La liquidazione del danno morale prescinde dalla quantificazione del danno biologico

Con la sentenza n. 811 del 20 gennaio del 2015, la Corte di Cassazione è tornata a occuparsi del danno morale e, in particolare, dei criteri da utilizzare per la sua liquidazione. Il danno cosiddetto morale va ricondotto nell’alveo del danno non patrimoniale di cui all’art. 2059 del Codice Civile, e viene individuato nella intensa sofferenza patita dal danneggiato e nel relativo turbamento d’animo.

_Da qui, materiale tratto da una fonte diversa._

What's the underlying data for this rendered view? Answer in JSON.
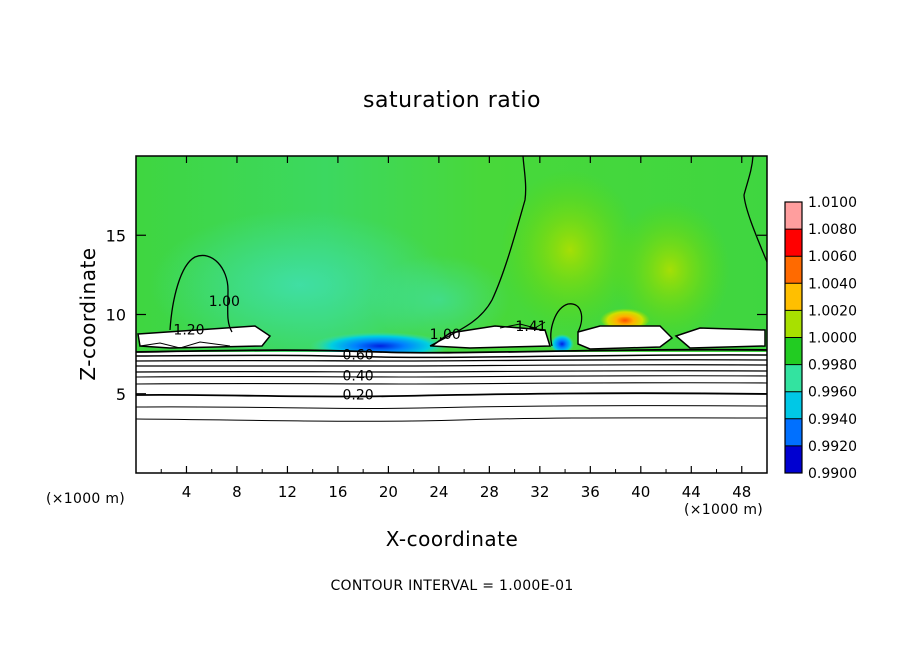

Sulla scorta dei principi resi nel corso degli anni dalla Suprema Corte, la lesione di interessi privi di rilevanza economica (danno non patrimoniale) risulta essere risarcibile non solo nei casi espressamente previsti dalla legge, secondo la lettera dell'art. 2059 c.c., ma anche in tutti i casi in cui il fatto illecito abbia leso un interesse o un valore della persona di rilievo costituzionale non suscettibile di valutazione economica. Per quanto concerne il contenuto, invece, il danno non patrimoniale, pur costituendo una categoria unitaria, può consistere in pregiudizi di tipo diverso.

Si è soliti distinguere, infatti, il danno biologico, ovvero il danno all’integrità psico-fisica dell’individuo (danno alla salute), il danno esistenziale, inteso come qualsiasi compromissione delle attività realizzatrici della persona umana e, appunto, il danno morale, quale mero patema d’animo interiore. La pronuncia in esame ha nuovamente sancito e cristallizzato il principio secondo cui la liquidazione del danno morale può e deve prescindere da quella del danno biologico. In definitiva, il danno morale deve essere valutato in concreto, con riferimento al singolo caso esaminato, e in maniera autonoma, non essendo possibile una sua parametrazione al danno biologico.

Nello specifico, la Corte è stata chiamata a pronunciarsi sulla richiesta di risarcimento avanzata dai parenti di un motociclista deceduto in seguito a un sinistro stradale. Il ricorso era stato presentato dai familiari in quanto, atteso l’imminente decesso del centauro, i giudici di merito avevano accertato un danno biologico particolarmente lieve e, conseguentemente, liquidato in misura relativamente esigua il danno morale. Gli Ermellini, in proposito, hanno cassato la sentenza impugnata, affermando che, pur non essendo in linea generale illegittimo basarsi sulle risultanze relative al danno biologic, occorre tuttavia valutare la situazione caso per caso, poiché ricorrono numerosi casi in cui, pur non sussistendo un significativo danno biologico, sussiste invece un rilevante danno morale, ragione per la quale la valutazione del danno morale va operata caso per caso e senza che il danno biologico possa essere un riferimento assoluto; di conseguenza, nel caso esaminato, il giudice di merito avrebbe dovuto tenere conto dell’intensa sofferenza morale della vittima derivante dalla consapevolezza dell’incombere della propria fine.

La Suprema Corte è pervenuta a questa distinzione ontologica tra le due voci di danno, e come tali suscettibili di differente valutazione in sede di liquidazione, partendo dall’ovvio presupposto che trattasi di due distinte situazioni soggettive, ossia l’offesa alla dignità umana, garantita dagli artt. 2 e 3 della nostra Costituzione (danno morale) e la lesione del diritto alla salute tutelato dall’art. 32 (danno biologico). Detta distinzione ha trovato i suoi primi e fondamentali riferimenti giurisprudenziali nelle storiche sentenze di San Martino dell'11 novembre del 2008 con cui, in un caso analogo, le Sezioni Unite avevano già statuito che il danno morale o catastrofale è del tutto svincolato da quello propriamente biologico e postula una ben diversa valutazione sul piano equitativo.